Up until now, health officials would only say that the new, positive tests occurred in a remote part of the borough and were related to the seafood industry. Then, in a statement released Wednesday, OBI Seafoods confirmed that a COVID outbreak began at its Alitak plant on June 28. Twenty-six of those 37 cases were reported on Wednesday.
Read the OBI Statement on Alitak outbreak.
The company, which formed after a merger between Ocean Beauty and Icicle Seafoods, also had a COVID outbreak at its plant in Seward last month, in which a third of its employees tested positive for the virus.
Elsa DeHart, Kodiak’s public health nurse, said Ocean Beauty is transporting workers to Anchorage.
“Ocean Beauty has taken true responsibility for all these folks and transported most of them to Anchorage already,” DeHart said.
Find all the stories about how the coronavirus is affecting Alaska’s fisheries.
DeHart believes there may be other workers who will soon be moved to Anchorage, pending test results. She says they don’t pose a threat to the rest of Kodiak Island because OBI flew them in and out of Alitak on direct flights that did not come through community airports on the island.
Alitak hugs the coastline on the southern tip of Kodiak Island. In its statement, OBI Seafood said its plant operates as a closed campus, and its workers have had no contact with any other communities on Kodiak Island.
OBI says it has adopted what it calls “aggressive testing schedules,” and moved quickly to isolate workers who tested positive.
In its statement, OBI described the safety measures it has taken to protect workers, which include daily symptom and temperature checks, as well as heightened cleaning and sanitation protocols. It also said it’s taken extra steps to protect employees who work in the processing areas and provided them with more protective gear.
Despite those efforts, DeHart says the virus has been difficult to control.

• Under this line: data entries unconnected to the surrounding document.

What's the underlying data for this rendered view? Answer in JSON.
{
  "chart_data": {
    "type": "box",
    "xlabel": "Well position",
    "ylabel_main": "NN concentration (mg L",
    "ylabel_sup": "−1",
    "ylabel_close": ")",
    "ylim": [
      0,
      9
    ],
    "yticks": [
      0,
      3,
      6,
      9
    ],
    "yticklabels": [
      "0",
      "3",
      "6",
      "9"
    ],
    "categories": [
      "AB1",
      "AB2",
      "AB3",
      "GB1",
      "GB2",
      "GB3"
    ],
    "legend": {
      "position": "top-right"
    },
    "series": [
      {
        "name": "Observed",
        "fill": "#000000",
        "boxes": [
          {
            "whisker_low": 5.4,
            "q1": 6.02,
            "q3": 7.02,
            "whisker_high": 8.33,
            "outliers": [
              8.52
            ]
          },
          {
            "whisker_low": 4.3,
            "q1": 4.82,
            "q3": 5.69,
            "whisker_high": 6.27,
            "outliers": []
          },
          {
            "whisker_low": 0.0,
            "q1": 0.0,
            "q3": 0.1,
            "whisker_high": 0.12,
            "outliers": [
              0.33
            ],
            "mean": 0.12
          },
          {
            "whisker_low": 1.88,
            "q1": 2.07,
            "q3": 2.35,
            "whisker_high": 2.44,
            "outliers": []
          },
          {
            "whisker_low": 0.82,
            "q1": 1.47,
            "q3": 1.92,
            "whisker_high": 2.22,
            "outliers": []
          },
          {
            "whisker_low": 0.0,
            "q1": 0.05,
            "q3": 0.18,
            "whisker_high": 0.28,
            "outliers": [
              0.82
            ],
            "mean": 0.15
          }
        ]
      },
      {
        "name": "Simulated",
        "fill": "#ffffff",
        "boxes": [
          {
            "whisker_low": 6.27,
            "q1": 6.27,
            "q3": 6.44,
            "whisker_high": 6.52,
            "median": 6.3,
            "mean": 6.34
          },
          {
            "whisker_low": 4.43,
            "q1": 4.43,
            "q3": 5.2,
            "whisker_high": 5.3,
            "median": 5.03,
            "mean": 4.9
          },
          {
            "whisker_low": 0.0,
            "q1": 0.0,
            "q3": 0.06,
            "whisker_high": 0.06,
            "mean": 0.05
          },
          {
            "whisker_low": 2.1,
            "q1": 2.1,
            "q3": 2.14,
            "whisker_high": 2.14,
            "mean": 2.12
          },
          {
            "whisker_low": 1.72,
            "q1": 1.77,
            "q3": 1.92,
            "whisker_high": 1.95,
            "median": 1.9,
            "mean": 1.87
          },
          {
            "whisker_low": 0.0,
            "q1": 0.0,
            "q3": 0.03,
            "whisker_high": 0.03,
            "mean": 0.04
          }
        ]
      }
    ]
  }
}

“The amazing thing is how quickly this spread through a group of people working together,” DeHart said. “A couple people landed there that were positive and it just spread through that group so quickly and so thoroughly.”
Out of a total of 58 cases reported in the Kodiak region since April, only four have been classified as “community spread.” But DeHart says that could change if COVID gets even a small foothold in Kodiak — and could spread as quickly as it has at Alitak. Despite Wednesday’s spike in cases, the COVID-19 threat level for the Kodiak region is still rated low, or in “green” status.